Böhlerwerk (365 m) - Oismühle - Adersdorf - Biberbach (355 m) - Seitenstetten (349 m) - St. Peter in der Au (350 m) - Weistrach (350 m) - Salaberger Wald - Haag (346 m)


10. 10. 2012. 30 km. 491 m Aufstieg, 496 m Abstieg.

Ich verlasse den Weitwanderweg 4 und folge über weite Strecken dem Mostviertler Rundwanderweg 454, der offensichtlich nicht mehr recht gepflegt wird. Die Strecke, eine der flachsten bisher, ist reich an Einkehrmöglichkeiten und an Sehenswürdigkeiten, letztere werden allesamt links liegen gelassen.

Der letzte Hügel

Ybbs
Nachts, wenn alles schläft, nehme ich den ersten Zug, der Wien verlässt und mich gen Westen bringt; vor vier, muss ich feststellen, ist jedenfalls der Westbahnhof noch nicht geöffnet und vergebens versuche ich, um diese Zeit ein Frühstück zu erwerben. Meine Hoffnung ist, im Abteil noch eine Mütze Schlaf nachzuholen, was mir auch gelingt, fast bis nach Amstetten. Ab da ist der Zug ein Schülerexpress, in dem ich feststellen muss, dass der Schüler von heute nicht mehr abschreibt, sondern die Hausübung mit dem Handy fotografiert.
An meinem Ankunftsort bin ich noch etwas orientierungslos. Ich wende mich entlang der Bahnstrecke zurück nach Oismühle, um von da an meinen letzten Hügel zu erklimmen, denn danach erwartet mich die Haager Platte, und die ist eher flach. Über Adersdorf erreiche ich Biberbach, und in Biberbach hole ich mein Frühstück nach, denn im örtlichen SPAR ist nicht nur die Herbstmode "frisch eingetroffen", sondern auch die Extrawurst.

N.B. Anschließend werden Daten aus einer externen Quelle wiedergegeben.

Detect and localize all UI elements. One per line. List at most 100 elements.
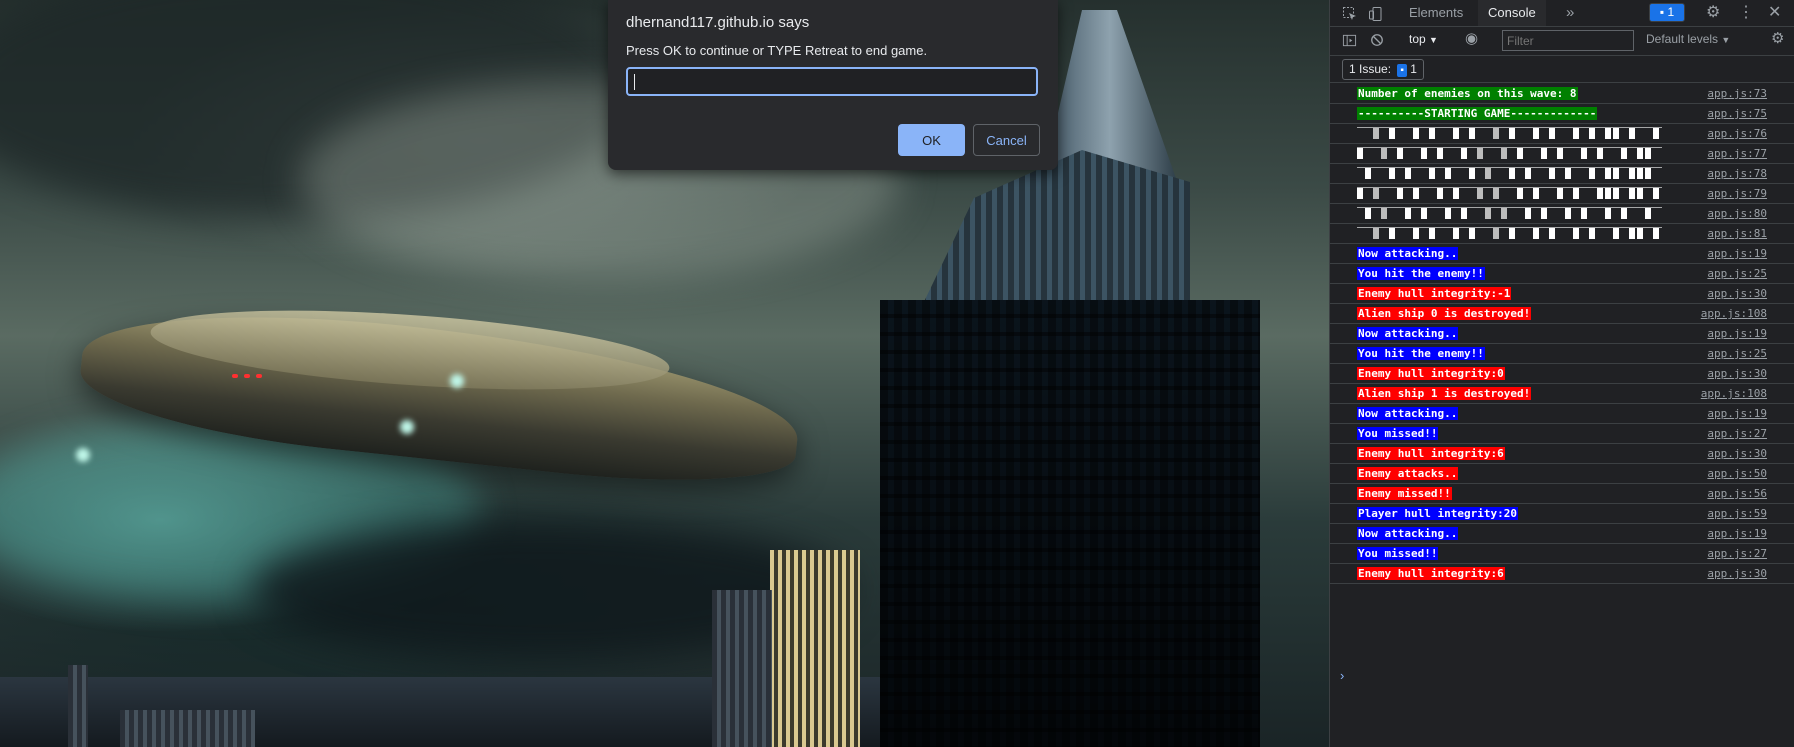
source-link[interactable]: app.js:30 [1707,367,1767,380]
console-message: Alien ship 0 is destroyed! app.js:108 [1330,304,1794,324]
console-toolbar: top ▼ ◉ Default levels ▼ ⚙ [1330,27,1794,56]
source-link[interactable]: app.js:108 [1701,307,1767,320]
close-icon[interactable]: ✕ [1768,0,1781,26]
console-message: app.js:79 [1330,184,1794,204]
chevron-double-right-icon[interactable]: » [1566,0,1574,26]
ship-light [244,374,250,378]
console-message-text: Now attacking.. [1357,247,1459,260]
source-link[interactable]: app.js:81 [1707,227,1767,240]
ship-light [232,374,238,378]
console-message: app.js:80 [1330,204,1794,224]
console-message-text: Enemy attacks.. [1357,467,1459,480]
sidebar-toggle-icon[interactable] [1342,26,1357,52]
source-link[interactable]: app.js:80 [1707,207,1767,220]
console-message: Enemy missed!! app.js:56 [1330,484,1794,504]
console-message: Now attacking.. app.js:19 [1330,524,1794,544]
ascii-art-line [1357,167,1662,180]
console-message-text: You missed!! [1357,547,1439,560]
source-link[interactable]: app.js:56 [1707,487,1767,500]
console-prompt[interactable]: › [1340,668,1344,683]
text-caret [634,74,635,90]
ship-engine-glow [400,420,414,434]
tab-console[interactable]: Console [1478,0,1546,26]
console-log: Number of enemies on this wave: 8 app.js:… [1330,84,1794,584]
levels-label: Default levels [1646,32,1719,46]
console-message: app.js:77 [1330,144,1794,164]
console-message-text: Now attacking.. [1357,327,1459,340]
source-link[interactable]: app.js:30 [1707,287,1767,300]
source-link[interactable]: app.js:25 [1707,347,1767,360]
filter-input[interactable] [1502,30,1634,51]
ascii-art-line [1357,227,1662,240]
clear-console-icon[interactable] [1370,26,1384,52]
inspect-element-icon[interactable] [1342,0,1358,26]
prompt-dialog: dhernand117.github.io says Press OK to c… [608,0,1058,170]
ship-engine-glow [450,374,464,388]
source-link[interactable]: app.js:50 [1707,467,1767,480]
source-link[interactable]: app.js:27 [1707,547,1767,560]
dialog-message: Press OK to continue or TYPE Retreat to … [626,43,928,58]
console-message: app.js:81 [1330,224,1794,244]
console-message: Now attacking.. app.js:19 [1330,404,1794,424]
source-link[interactable]: app.js:108 [1701,387,1767,400]
source-link[interactable]: app.js:75 [1707,107,1767,120]
console-message: Enemy hull integrity:0 app.js:30 [1330,364,1794,384]
dropdown-arrow-icon: ▼ [1721,35,1731,45]
more-vertical-icon[interactable]: ⋮ [1738,0,1754,26]
console-message-text: Number of enemies on this wave: 8 [1357,87,1578,100]
console-message: You hit the enemy!! app.js:25 [1330,264,1794,284]
console-message-text: Alien ship 0 is destroyed! [1357,307,1532,320]
issues-button[interactable]: 1 Issue: ▪ 1 [1342,59,1424,80]
cancel-button[interactable]: Cancel [973,124,1040,156]
gear-icon[interactable]: ⚙ [1706,0,1720,26]
source-link[interactable]: app.js:73 [1707,87,1767,100]
issues-label: 1 Issue: [1349,62,1392,76]
source-link[interactable]: app.js:59 [1707,507,1767,520]
console-message-text: Alien ship 1 is destroyed! [1357,387,1532,400]
console-message: Enemy attacks.. app.js:50 [1330,464,1794,484]
tower-upper [920,150,1190,310]
source-link[interactable]: app.js:19 [1707,407,1767,420]
issues-badge[interactable]: ▪ 1 [1649,3,1685,22]
device-toolbar-icon[interactable] [1368,0,1384,26]
source-link[interactable]: app.js:30 [1707,447,1767,460]
dropdown-arrow-icon: ▼ [1429,35,1438,45]
source-link[interactable]: app.js:27 [1707,427,1767,440]
gear-icon[interactable]: ⚙ [1771,26,1784,52]
console-message: Enemy hull integrity:-1 app.js:30 [1330,284,1794,304]
dialog-input[interactable] [626,67,1038,96]
console-message-text: Enemy hull integrity:6 [1357,567,1505,580]
source-link[interactable]: app.js:78 [1707,167,1767,180]
devtools-tabbar: Elements Console » ▪ 1 ⚙ ⋮ ✕ [1330,0,1794,27]
console-message: ----------STARTING GAME------------- app.… [1330,104,1794,124]
source-link[interactable]: app.js:30 [1707,567,1767,580]
ok-button[interactable]: OK [898,124,965,156]
source-link[interactable]: app.js:19 [1707,527,1767,540]
ascii-art-line [1357,207,1662,220]
source-link[interactable]: app.js:77 [1707,147,1767,160]
console-message-text: Now attacking.. [1357,407,1459,420]
source-link[interactable]: app.js:19 [1707,327,1767,340]
source-link[interactable]: app.js:76 [1707,127,1767,140]
console-message: You missed!! app.js:27 [1330,544,1794,564]
log-levels-dropdown[interactable]: Default levels ▼ [1646,26,1730,53]
ship-light [256,374,262,378]
console-message: You hit the enemy!! app.js:25 [1330,344,1794,364]
source-link[interactable]: app.js:25 [1707,267,1767,280]
tab-elements[interactable]: Elements [1399,0,1473,26]
context-selector[interactable]: top ▼ [1409,26,1438,53]
ship-engine-glow [76,448,90,462]
console-message: Now attacking.. app.js:19 [1330,324,1794,344]
console-message-text: ----------STARTING GAME------------- [1357,107,1598,120]
issues-count: 1 [1410,62,1417,76]
issues-bar: 1 Issue: ▪ 1 [1330,56,1794,83]
source-link[interactable]: app.js:19 [1707,247,1767,260]
console-message-text: Enemy hull integrity:0 [1357,367,1505,380]
source-link[interactable]: app.js:79 [1707,187,1767,200]
console-message-text: You hit the enemy!! [1357,267,1485,280]
console-message-text: Enemy hull integrity:-1 [1357,287,1512,300]
eye-icon[interactable]: ◉ [1465,26,1478,52]
console-message: Enemy hull integrity:6 app.js:30 [1330,444,1794,464]
building [120,710,255,747]
building [68,665,88,747]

Der idealtypische Vierkanter 

Nach Biberbach verändert sich die Landschaft. Vorbei ist's mit den Voralpen und den Kuhwiesen, Kukuruz ist angesagt. Stolze Bauernhöfe mit bis zu sechs haushohen Silos sind zu erkennen, und ich halte, nach so vielen Dreiseithöfen, Vierseithöfen und innerösterreichischen Haufenhöfen Ausschau nach meinem ersten Vierkanter. Der idealtypische Vierkanthof hat angeblich eine durchlaufende, ungebrochene First- und Traufenlinie, und es ist gar nicht einfach einen solchen zu entdecken.
Kulturlandschaft

Es geht weiter in Richtung Seitenstetten, und ich bin froh mein Garmin wieder dabei zu haben, denn mit der Beschilderung des Mostviertler Rundwanderweges käme ich nicht weit. Unter anderem hechte ich über einen elektrischen Zaun, ich breche fast durch einen Steg  und bewundere  auch sonst die rudimentäre Ausschilderung, die da und dort auch noch in die falsche Richtung weist.

Gasthausreich

War schon Biberbach gasthausreich, ist es Seitenstetten ebenso: die Busreisenden scheinen hier Wohlstand über die lokale Gastronomie gebracht haben. Ich wage einen Blick in den Stiftshof; das Stift beherbergt gerade eine Jubiläumsausstellung - 900 Jahre Stift Seitenstetten ("der Vierkanter Gottes") und besichtige den Stiftsshop, der teils wie ein dritte Welt Laden anmutet.  Ich gehe weiter nach St. Peter/Au und bemerke, dass nicht jeder Weg, der auf meiner Landkarte eingetragen ist, noch existiert. Wenig später, in Weistrach, schlägt die Kirchturmuhr zwölf Uhr, und ich nehme dies zum Anlass, mein Mittagsmahl einzunehmen.

Besiegelung

Ich entscheide mich für ein Schnitzl (es ist Schnitzlmittwoch in Weistrach) und besiegle so meine Pläne, am selben Tag noch einige Kilometer der nächsten Etappe mitzunehmen. Denn danach schleppe ich mich nur mehr schweren Schrittes in Richtung Haag. Overeaten Man Walking. Kurz vor dem Salaberger Wald blicke ich zurück. Auf meiner Karte ist hier der 'Voralpenblick' eingezeichnet und vor meinem geistigen Auge erscheint das entsprechende Panorama. Jedenfalls läßt das heutige Wetter wieder keine Fernsicht zu, verschont mich aber von Niesel und Regen. Anstatt einer Landschaftsbeschreibung möchte ich auf ein Zitat zurückgreifen und mit Nikita Chruschtschow sagen:

"[Österreich] ist ein märchenhaftes Land. Dort gibt es ausgezeichnete Straßen, sehr schöne Hügel und grüne Wiesen und eine Landschaft, die das Auge liebkost".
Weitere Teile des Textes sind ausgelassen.